だからこそ、レザノフはアレスに此の場から
いや、最低でも其の気持ちが固まる迄は道を
開け考える時間を持っていて欲しかった。
ただ、叩き潰すだけでは解決に至らない。
幾つもの戦争を乗り越えて来たからこそ出る
戦争への確信的なレザノフの答えだった。
「…………バ、バカにするな。

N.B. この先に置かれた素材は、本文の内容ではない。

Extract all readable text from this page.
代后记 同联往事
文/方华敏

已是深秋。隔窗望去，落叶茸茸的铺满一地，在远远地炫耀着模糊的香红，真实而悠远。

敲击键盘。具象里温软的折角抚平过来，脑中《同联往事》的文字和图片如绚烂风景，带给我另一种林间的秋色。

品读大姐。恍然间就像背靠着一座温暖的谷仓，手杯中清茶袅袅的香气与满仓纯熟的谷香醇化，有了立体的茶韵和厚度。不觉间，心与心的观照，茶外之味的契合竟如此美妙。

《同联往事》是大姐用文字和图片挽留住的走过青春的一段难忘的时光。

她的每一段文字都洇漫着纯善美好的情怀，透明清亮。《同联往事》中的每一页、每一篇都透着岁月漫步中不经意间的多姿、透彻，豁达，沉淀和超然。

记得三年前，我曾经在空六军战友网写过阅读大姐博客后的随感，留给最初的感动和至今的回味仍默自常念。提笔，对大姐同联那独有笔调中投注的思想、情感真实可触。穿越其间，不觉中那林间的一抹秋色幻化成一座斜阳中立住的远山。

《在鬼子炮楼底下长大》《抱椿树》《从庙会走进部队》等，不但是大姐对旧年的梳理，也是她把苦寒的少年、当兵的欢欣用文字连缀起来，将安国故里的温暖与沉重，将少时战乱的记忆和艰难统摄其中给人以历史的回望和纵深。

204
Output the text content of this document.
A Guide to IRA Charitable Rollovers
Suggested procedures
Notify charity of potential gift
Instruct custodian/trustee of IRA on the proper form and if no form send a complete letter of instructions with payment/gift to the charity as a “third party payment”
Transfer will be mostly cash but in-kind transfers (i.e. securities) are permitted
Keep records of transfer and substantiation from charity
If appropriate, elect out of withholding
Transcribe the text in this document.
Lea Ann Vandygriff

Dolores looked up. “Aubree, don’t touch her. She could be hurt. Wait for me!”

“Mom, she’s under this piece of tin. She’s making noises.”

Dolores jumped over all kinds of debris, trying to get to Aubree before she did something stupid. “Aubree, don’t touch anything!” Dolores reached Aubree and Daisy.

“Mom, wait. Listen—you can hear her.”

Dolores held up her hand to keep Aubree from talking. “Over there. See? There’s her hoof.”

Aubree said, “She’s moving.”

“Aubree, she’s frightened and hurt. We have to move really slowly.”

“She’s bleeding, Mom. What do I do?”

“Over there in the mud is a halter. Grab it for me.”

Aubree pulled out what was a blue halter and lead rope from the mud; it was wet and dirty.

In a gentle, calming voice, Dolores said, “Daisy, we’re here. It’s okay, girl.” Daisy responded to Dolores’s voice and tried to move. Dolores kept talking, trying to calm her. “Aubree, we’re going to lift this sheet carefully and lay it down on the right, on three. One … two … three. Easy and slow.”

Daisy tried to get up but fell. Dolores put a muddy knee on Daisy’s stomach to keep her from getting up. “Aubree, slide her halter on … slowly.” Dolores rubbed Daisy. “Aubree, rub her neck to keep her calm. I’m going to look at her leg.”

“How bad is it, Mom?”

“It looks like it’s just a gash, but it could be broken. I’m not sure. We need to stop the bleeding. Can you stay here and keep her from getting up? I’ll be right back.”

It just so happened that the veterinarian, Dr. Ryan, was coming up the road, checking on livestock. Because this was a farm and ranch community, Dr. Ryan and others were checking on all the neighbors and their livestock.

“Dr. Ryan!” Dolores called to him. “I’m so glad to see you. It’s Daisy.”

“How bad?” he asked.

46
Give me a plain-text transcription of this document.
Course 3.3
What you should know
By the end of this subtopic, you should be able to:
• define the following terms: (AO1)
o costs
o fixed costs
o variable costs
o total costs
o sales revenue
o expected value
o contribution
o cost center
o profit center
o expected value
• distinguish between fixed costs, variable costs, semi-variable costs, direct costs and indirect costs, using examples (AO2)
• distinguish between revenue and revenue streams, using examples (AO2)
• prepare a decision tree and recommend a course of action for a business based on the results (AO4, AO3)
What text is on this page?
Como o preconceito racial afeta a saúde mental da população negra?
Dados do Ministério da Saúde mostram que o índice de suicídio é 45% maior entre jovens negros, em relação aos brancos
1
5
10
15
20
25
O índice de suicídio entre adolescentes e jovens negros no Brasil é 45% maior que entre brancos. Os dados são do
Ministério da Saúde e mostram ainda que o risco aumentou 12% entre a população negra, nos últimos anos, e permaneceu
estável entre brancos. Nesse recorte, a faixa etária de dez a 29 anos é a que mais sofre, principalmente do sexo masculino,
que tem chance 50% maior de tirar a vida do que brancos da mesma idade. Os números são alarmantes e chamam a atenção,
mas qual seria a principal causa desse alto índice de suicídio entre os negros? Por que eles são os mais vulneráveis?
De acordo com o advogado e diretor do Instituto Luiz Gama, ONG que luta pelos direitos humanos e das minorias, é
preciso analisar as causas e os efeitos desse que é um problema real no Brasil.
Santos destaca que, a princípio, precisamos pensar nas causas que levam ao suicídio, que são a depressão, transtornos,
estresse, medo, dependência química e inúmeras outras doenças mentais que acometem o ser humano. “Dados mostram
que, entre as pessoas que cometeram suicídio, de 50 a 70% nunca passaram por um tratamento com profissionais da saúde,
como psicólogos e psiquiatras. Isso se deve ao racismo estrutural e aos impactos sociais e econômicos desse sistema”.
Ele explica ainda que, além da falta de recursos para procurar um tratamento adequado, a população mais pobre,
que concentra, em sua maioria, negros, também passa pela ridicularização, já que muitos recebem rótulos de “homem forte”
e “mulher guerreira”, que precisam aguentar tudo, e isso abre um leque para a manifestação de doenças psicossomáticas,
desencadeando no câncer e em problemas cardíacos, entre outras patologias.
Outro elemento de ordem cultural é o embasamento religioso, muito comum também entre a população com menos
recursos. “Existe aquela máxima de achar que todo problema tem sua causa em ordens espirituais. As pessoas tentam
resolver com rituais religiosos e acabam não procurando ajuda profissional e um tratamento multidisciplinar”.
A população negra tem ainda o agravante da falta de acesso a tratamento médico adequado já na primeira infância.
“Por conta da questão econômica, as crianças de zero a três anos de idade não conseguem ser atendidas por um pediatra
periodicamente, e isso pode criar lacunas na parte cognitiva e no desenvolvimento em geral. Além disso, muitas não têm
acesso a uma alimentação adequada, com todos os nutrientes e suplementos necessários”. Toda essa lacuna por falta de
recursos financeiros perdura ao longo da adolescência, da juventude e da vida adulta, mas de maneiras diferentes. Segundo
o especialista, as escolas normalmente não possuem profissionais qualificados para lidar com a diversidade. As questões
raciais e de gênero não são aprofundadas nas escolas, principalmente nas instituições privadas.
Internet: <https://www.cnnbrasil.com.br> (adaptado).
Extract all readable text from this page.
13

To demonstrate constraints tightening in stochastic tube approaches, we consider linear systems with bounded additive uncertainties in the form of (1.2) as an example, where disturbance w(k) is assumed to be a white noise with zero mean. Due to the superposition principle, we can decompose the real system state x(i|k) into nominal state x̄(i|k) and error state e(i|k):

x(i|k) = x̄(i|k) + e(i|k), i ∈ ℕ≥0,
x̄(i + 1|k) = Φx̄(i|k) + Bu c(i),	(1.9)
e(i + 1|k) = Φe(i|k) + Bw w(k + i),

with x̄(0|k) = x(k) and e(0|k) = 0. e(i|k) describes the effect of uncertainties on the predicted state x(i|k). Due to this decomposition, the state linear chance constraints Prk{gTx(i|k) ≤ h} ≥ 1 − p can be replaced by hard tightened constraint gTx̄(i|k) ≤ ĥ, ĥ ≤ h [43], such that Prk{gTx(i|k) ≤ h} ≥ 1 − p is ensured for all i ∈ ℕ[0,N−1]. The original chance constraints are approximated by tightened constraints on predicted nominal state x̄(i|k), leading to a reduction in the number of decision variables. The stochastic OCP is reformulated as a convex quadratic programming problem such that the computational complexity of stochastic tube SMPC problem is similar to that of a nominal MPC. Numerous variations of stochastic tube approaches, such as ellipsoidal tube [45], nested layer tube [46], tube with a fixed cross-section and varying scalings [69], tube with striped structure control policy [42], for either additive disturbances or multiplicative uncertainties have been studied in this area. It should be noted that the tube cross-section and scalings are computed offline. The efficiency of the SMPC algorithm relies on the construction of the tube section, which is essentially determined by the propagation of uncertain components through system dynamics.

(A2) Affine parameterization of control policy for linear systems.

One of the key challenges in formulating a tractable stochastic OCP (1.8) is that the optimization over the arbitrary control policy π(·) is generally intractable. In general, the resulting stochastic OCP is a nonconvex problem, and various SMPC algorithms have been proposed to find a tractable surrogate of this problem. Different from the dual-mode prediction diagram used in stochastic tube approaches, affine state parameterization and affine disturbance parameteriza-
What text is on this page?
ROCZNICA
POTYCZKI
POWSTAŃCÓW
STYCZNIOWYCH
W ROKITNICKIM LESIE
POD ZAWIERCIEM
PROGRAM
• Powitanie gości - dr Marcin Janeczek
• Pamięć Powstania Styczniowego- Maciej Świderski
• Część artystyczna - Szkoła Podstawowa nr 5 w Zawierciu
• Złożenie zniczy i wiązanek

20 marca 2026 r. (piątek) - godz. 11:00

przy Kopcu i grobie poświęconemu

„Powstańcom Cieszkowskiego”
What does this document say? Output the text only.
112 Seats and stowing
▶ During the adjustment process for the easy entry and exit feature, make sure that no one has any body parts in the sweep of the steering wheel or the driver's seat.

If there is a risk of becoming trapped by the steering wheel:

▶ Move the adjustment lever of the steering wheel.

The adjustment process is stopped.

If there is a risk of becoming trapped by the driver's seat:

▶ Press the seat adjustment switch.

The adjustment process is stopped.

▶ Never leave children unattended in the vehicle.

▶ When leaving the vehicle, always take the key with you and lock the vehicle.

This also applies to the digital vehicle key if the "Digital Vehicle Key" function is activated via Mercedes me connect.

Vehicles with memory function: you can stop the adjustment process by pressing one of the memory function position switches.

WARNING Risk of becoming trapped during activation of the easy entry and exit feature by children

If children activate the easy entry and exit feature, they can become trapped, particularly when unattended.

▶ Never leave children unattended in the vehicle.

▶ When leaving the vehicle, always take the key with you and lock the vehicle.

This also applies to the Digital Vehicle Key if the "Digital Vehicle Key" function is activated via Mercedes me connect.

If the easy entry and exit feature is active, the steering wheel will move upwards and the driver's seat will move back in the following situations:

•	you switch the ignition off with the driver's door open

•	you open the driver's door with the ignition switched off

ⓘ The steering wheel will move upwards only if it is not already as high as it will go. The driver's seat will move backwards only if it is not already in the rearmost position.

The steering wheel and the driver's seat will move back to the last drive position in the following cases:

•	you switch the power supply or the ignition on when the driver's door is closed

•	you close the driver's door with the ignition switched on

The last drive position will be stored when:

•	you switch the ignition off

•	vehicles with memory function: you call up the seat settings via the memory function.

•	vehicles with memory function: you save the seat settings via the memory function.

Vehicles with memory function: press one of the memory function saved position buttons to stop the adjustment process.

言ったハズだよ?僕は帝国軍少将アレス・ニールズ……僕の背中に在る肩書きはそんなに安くないんだッ!!」
アレスの言葉がレザノフへと届く。
そして、防御主体だったアレスがレザノフの
動きが止まった其の瞬間に前へと出る。
カリスティックを構えたアレスがレザノフに
其の一撃を叩き落とすと同時にギフトの鹿達
がレザノフに襲い掛かる。
レザノフは其の攻撃を腕の盾でガードするも
其の鹿達が立て続けに雪崩れ込んで来た。
「戦いなんて嫌いさッ!!其れでも僕が前に進まなければいけない理由は一つ!!託されて来た想いが在るからッ!!僕一人が弱気にやられて立ち止まる事は出来ないんだッ!」
アレスの云う託されて来た想い。
其れは永年に渡って紡がれて来た帝国軍から
国民へと注がれて来た万栄の想い。
弱気だったアレスが帝国軍への入隊を目指す
キッカケとなった帝国軍軍兵達の存在。
ひたすらに憧れた時期もあった。
だが、どんなに弱気にやられても其の肩書き
は自身が今、背負うモノ。
いつかは、自分も憧れられる存在へと昇華し
其れを託す側へとならなければならない。
アレスの覚悟と言葉からレザノフの心は過去
自身が聞いた言葉を連想させていた。
『俺が託されて来た想いは…甘いモンじゃねぇんだろ……?だったら、俺も其れを背負って生き抜いてやるさ……アンタが先代から引き継ぎそうして来た様にな……』
レザノフが想起した其の言葉の主の顔が脳内
にじわりじわりと浮かび上がって来た。